Purpose To demonstrate that anti-MG1 conjugated hybrid magnetic gold nanoparticles (HNPs) act as a catalyst during photothermal ablation (PTA) of colorectal liver metastases, and thus increase ablation zones. Materials and Methods All experiments were performed with approval of the institutional animal care and use committee. Therapeutic and diagnostic multifunctional HNPs conjugated with anti-MG1 monoclonal antibodies were synthesized, and the coupling efficiency was determined. Livers of 19 Wistar rats were implanted with 5 × 106 rat colorectal liver metastasis cell line cells. The rats were divided into three groups according to injection: anti-MG1-coupled HNPs (n = 6), HNPs only (n = 6), and cells only (control group, n = 7). Voxel-wise R2 and R2* magnetic resonance (MR) imaging measurements were obtained before, immediately after, and 24 hours after injection. PTA was then performed with a fiber-coupled near-infrared (808 nm) diode laser with laser power of 0.56 W/cm2 for 3 minutes, while temperature changes were measured. Tumors were assessed for necrosis with hematoxylin-eosin staining. Organs were analyzed with inductively coupled plasma mass spectrometry to assess biodistribution. Therapeutic efficacy and tumor necrosis area were compared by using a one-way analysis of variance with post hoc analysis for statistically significant differences. Results The coupling efficiency was 22 µg/mg (55%). Significant differences were found between preinfusion and 24-hour postinfusion measurements of both T2 (repeated measures analysis of variance, P = .025) and T2* (P < .001). Significant differences also existed for T2* measurements between the anti-MG1 HNP and HNP-only groups (P = .034). Mean temperature ± standard deviation with PTA in the anti-MG1-coated HNP, HNP, and control groups was 50.2°C ± 7.8, 51°C ± 4.4, and 39.5°C ± 2.0, respectively. Inductively coupled plasma mass spectrometry revealed significant tumor targeting and splenic sequestration. Mean percentages of tumor necrosis in the anti-MG1-coated HNP, HNP, and control groups were 38% ± 29, 14% ± 17, and 7% ± 8, respectively (P = .043). Conclusion Targeted monoclonal antibody-conjugated HNPs can serve as a catalyst for photothermal ablation of colorectal liver metastases by increasing ablation zones. © RSNA, 2017.
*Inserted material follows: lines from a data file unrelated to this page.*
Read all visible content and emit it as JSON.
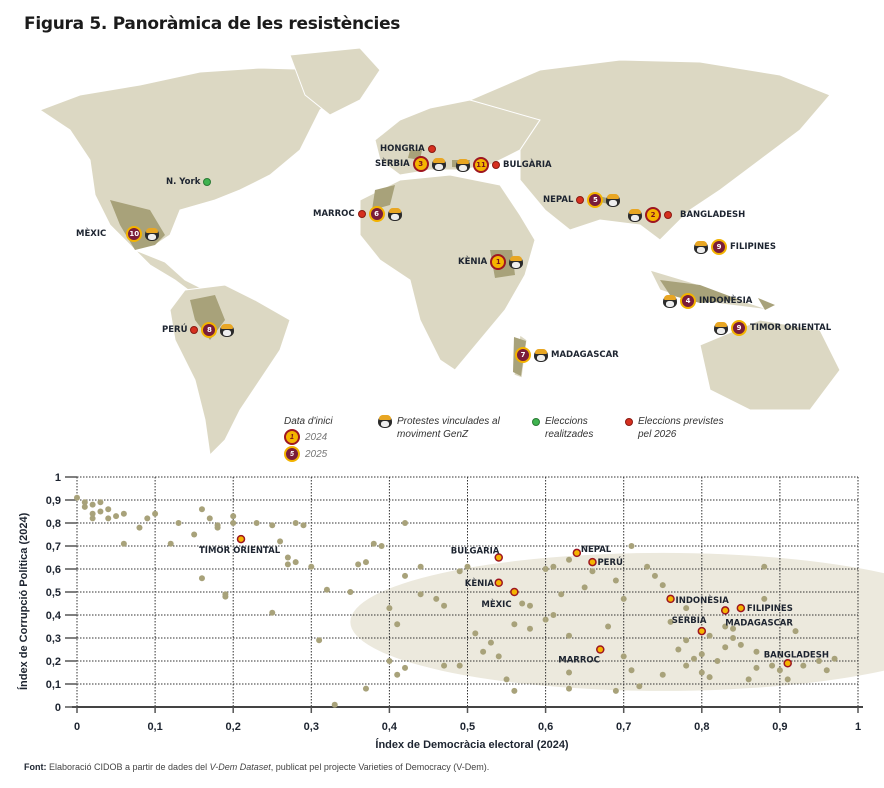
{
  "title": "Figura 5. Panoràmica de les resistències",
  "colors": {
    "land": "#dcd8c3",
    "highlight_land": "#a8a27a",
    "y2024_fill": "#f5b400",
    "y2024_border": "#9e1620",
    "y2025_fill": "#7a1d3a",
    "y2025_border": "#f3b300",
    "elections_done": "#3fb34f",
    "elections_planned": "#d6301f",
    "scatter_point": "#a8a27a",
    "ellipse": "#ece9dd"
  },
  "map": {
    "markers": [
      {
        "label": "HONGRIA",
        "number": null,
        "year": null,
        "genz": false,
        "planned_election": true
      },
      {
        "label": "SÈRBIA",
        "number": "3",
        "year": "2024",
        "genz": true,
        "planned_election": false
      },
      {
        "label": "BULGÀRIA",
        "number": "11",
        "year": "2024",
        "genz": true,
        "planned_election": true
      },
      {
        "label": "N. York",
        "number": null,
        "year": null,
        "genz": false,
        "held_election": true
      },
      {
        "label": "MARROC",
        "number": "6",
        "year": "2025",
        "genz": true,
        "planned_election": true
      },
      {
        "label": "MÈXIC",
        "number": "10",
        "year": "2025",
        "genz": true,
        "planned_election": false
      },
      {
        "label": "NEPAL",
        "number": "5",
        "year": "2025",
        "genz": true,
        "planned_election": true
      },
      {
        "label": "BANGLADESH",
        "number": "2",
        "year": "2024",
        "genz": true,
        "planned_election": true
      },
      {
        "label": "FILIPINES",
        "number": "9",
        "year": "2025",
        "genz": true,
        "planned_election": false
      },
      {
        "label": "KÈNIA",
        "number": "1",
        "year": "2024",
        "genz": true,
        "planned_election": false
      },
      {
        "label": "INDONÈSIA",
        "number": "4",
        "year": "2025",
        "genz": true,
        "planned_election": false
      },
      {
        "label": "TIMOR ORIENTAL",
        "number": "9",
        "year": "2025",
        "genz": true,
        "planned_election": false
      },
      {
        "label": "PERÚ",
        "number": "8",
        "year": "2025",
        "genz": true,
        "planned_election": true
      },
      {
        "label": "MADAGASCAR",
        "number": "7",
        "year": "2025",
        "genz": true,
        "planned_election": false
      }
    ],
    "legend": {
      "start_date_title": "Data d'inici",
      "y2024_num": "1",
      "y2024_label": "2024",
      "y2025_num": "5",
      "y2025_label": "2025",
      "genz_line1": "Protestes vinculades al",
      "genz_line2": "moviment GenZ",
      "held_line1": "Eleccions",
      "held_line2": "realitzades",
      "planned_line1": "Eleccions previstes",
      "planned_line2": "pel 2026"
    }
  },
  "chart_data": {
    "type": "scatter",
    "title": "",
    "xlabel": "Índex de Democràcia electoral (2024)",
    "ylabel": "Índex de Corrupció Política (2024)",
    "xlim": [
      0,
      1
    ],
    "ylim": [
      0,
      1
    ],
    "xticks": [
      "0",
      "0,1",
      "0,2",
      "0,3",
      "0,4",
      "0,5",
      "0,6",
      "0,7",
      "0,8",
      "0,9",
      "1"
    ],
    "yticks": [
      "0",
      "0,1",
      "0,2",
      "0,3",
      "0,4",
      "0,5",
      "0,6",
      "0,7",
      "0,8",
      "0,9",
      "1"
    ],
    "grid": true,
    "highlighted": [
      {
        "label": "TIMOR ORIENTAL",
        "x": 0.21,
        "y": 0.73
      },
      {
        "label": "BULGÀRIA",
        "x": 0.54,
        "y": 0.65
      },
      {
        "label": "KÈNIA",
        "x": 0.54,
        "y": 0.54
      },
      {
        "label": "MÈXIC",
        "x": 0.56,
        "y": 0.5
      },
      {
        "label": "NEPAL",
        "x": 0.64,
        "y": 0.67
      },
      {
        "label": "PERÚ",
        "x": 0.66,
        "y": 0.63
      },
      {
        "label": "INDONÈSIA",
        "x": 0.76,
        "y": 0.47
      },
      {
        "label": "FILIPINES",
        "x": 0.85,
        "y": 0.43
      },
      {
        "label": "MADAGASCAR",
        "x": 0.83,
        "y": 0.42
      },
      {
        "label": "SÈRBIA",
        "x": 0.8,
        "y": 0.33
      },
      {
        "label": "MARROC",
        "x": 0.67,
        "y": 0.25
      },
      {
        "label": "BANGLADESH",
        "x": 0.91,
        "y": 0.19
      }
    ],
    "others": [
      [
        0.0,
        0.91
      ],
      [
        0.01,
        0.89
      ],
      [
        0.01,
        0.87
      ],
      [
        0.02,
        0.88
      ],
      [
        0.02,
        0.84
      ],
      [
        0.03,
        0.89
      ],
      [
        0.02,
        0.82
      ],
      [
        0.03,
        0.85
      ],
      [
        0.04,
        0.86
      ],
      [
        0.05,
        0.83
      ],
      [
        0.06,
        0.84
      ],
      [
        0.04,
        0.82
      ],
      [
        0.06,
        0.71
      ],
      [
        0.09,
        0.82
      ],
      [
        0.1,
        0.84
      ],
      [
        0.08,
        0.78
      ],
      [
        0.12,
        0.71
      ],
      [
        0.13,
        0.8
      ],
      [
        0.16,
        0.86
      ],
      [
        0.17,
        0.82
      ],
      [
        0.18,
        0.79
      ],
      [
        0.18,
        0.78
      ],
      [
        0.15,
        0.75
      ],
      [
        0.16,
        0.56
      ],
      [
        0.19,
        0.49
      ],
      [
        0.19,
        0.48
      ],
      [
        0.2,
        0.8
      ],
      [
        0.2,
        0.83
      ],
      [
        0.23,
        0.8
      ],
      [
        0.25,
        0.79
      ],
      [
        0.26,
        0.72
      ],
      [
        0.28,
        0.8
      ],
      [
        0.27,
        0.65
      ],
      [
        0.27,
        0.62
      ],
      [
        0.28,
        0.63
      ],
      [
        0.25,
        0.41
      ],
      [
        0.29,
        0.79
      ],
      [
        0.3,
        0.61
      ],
      [
        0.32,
        0.51
      ],
      [
        0.31,
        0.29
      ],
      [
        0.36,
        0.62
      ],
      [
        0.37,
        0.63
      ],
      [
        0.38,
        0.71
      ],
      [
        0.39,
        0.7
      ],
      [
        0.35,
        0.5
      ],
      [
        0.4,
        0.43
      ],
      [
        0.41,
        0.36
      ],
      [
        0.42,
        0.8
      ],
      [
        0.42,
        0.57
      ],
      [
        0.44,
        0.61
      ],
      [
        0.44,
        0.49
      ],
      [
        0.4,
        0.2
      ],
      [
        0.41,
        0.14
      ],
      [
        0.42,
        0.17
      ],
      [
        0.37,
        0.08
      ],
      [
        0.33,
        0.01
      ],
      [
        0.46,
        0.47
      ],
      [
        0.47,
        0.44
      ],
      [
        0.49,
        0.59
      ],
      [
        0.5,
        0.61
      ],
      [
        0.51,
        0.32
      ],
      [
        0.52,
        0.24
      ],
      [
        0.53,
        0.28
      ],
      [
        0.56,
        0.36
      ],
      [
        0.54,
        0.22
      ],
      [
        0.49,
        0.18
      ],
      [
        0.47,
        0.18
      ],
      [
        0.55,
        0.12
      ],
      [
        0.58,
        0.44
      ],
      [
        0.58,
        0.34
      ],
      [
        0.6,
        0.38
      ],
      [
        0.61,
        0.4
      ],
      [
        0.62,
        0.49
      ],
      [
        0.63,
        0.31
      ],
      [
        0.63,
        0.08
      ],
      [
        0.65,
        0.52
      ],
      [
        0.66,
        0.59
      ],
      [
        0.69,
        0.55
      ],
      [
        0.7,
        0.47
      ],
      [
        0.7,
        0.22
      ],
      [
        0.71,
        0.16
      ],
      [
        0.71,
        0.7
      ],
      [
        0.73,
        0.61
      ],
      [
        0.74,
        0.57
      ],
      [
        0.75,
        0.53
      ],
      [
        0.76,
        0.37
      ],
      [
        0.77,
        0.25
      ],
      [
        0.78,
        0.43
      ],
      [
        0.78,
        0.18
      ],
      [
        0.79,
        0.21
      ],
      [
        0.8,
        0.15
      ],
      [
        0.81,
        0.13
      ],
      [
        0.82,
        0.2
      ],
      [
        0.83,
        0.26
      ],
      [
        0.83,
        0.35
      ],
      [
        0.84,
        0.34
      ],
      [
        0.84,
        0.3
      ],
      [
        0.86,
        0.12
      ],
      [
        0.87,
        0.17
      ],
      [
        0.88,
        0.61
      ],
      [
        0.88,
        0.47
      ],
      [
        0.89,
        0.18
      ],
      [
        0.9,
        0.16
      ],
      [
        0.91,
        0.12
      ],
      [
        0.92,
        0.33
      ],
      [
        0.93,
        0.18
      ],
      [
        0.95,
        0.2
      ],
      [
        0.96,
        0.16
      ],
      [
        0.97,
        0.21
      ],
      [
        0.69,
        0.07
      ],
      [
        0.72,
        0.09
      ],
      [
        0.75,
        0.14
      ],
      [
        0.78,
        0.29
      ],
      [
        0.8,
        0.23
      ],
      [
        0.81,
        0.31
      ],
      [
        0.85,
        0.27
      ],
      [
        0.87,
        0.24
      ],
      [
        0.68,
        0.35
      ],
      [
        0.6,
        0.6
      ],
      [
        0.61,
        0.61
      ],
      [
        0.63,
        0.64
      ],
      [
        0.57,
        0.45
      ],
      [
        0.56,
        0.07
      ],
      [
        0.63,
        0.15
      ]
    ],
    "ellipse": {
      "cx": 0.75,
      "cy": 0.37,
      "rx": 0.4,
      "ry": 0.3
    }
  },
  "source": {
    "label": "Font:",
    "text_before": " Elaboració CIDOB a partir de dades del ",
    "italic": "V-Dem Dataset",
    "text_after": ", publicat pel projecte Varieties of Democracy (V-Dem)."
  }
}
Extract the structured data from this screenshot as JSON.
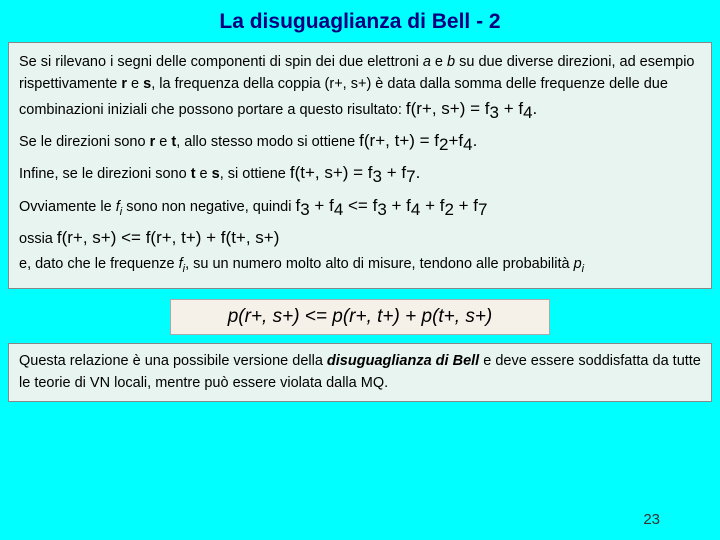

Science to Practice: Enhancing Photothermal Ablation of Colorectal Liver Metastases with Targeted Hybrid Nanoparticles.

Image-guided percutaneous thermal ablation has been one of the principal tools in management of unresectable liver malignancies, including colorectal liver metastases (CRLM) ( 1 ). Currently, however, this technique is suitable mainly for tumors less than 4-5 cm in diameter and also results in incomplete ablation at tumor margins ( 2 ). To solve these problems, efforts have been made to combine thermal ablation with other treatment options, such as systemic and intra-arterial administration of therapeutics ( 3 - 5 ). In this issue of Radiology, White et al ( 6 ) introduced their work on development of an alternative approach by using biofunctionalized hybrid magnetic gold nanoparticles (HNPs) as catalysts for photothermal ablation of CRLM. They found that (a) the targeted (anti-MG1) HNPs are noncytotoxic and have greater than 20% intratumoral accumulation and (b) systemic administration of anti-MG1 HNPs can enlarge a tumor's necrotic zone with photothermal ablation. The results of this study establish the proof of the concept that targeted HNPs can enhance the therapeutic effect of photothermal ablation, which presents an exciting strategy for complete removal of CRLM by integrating two rapidly advancing scientific fields-interventional radiology and nanotechnology.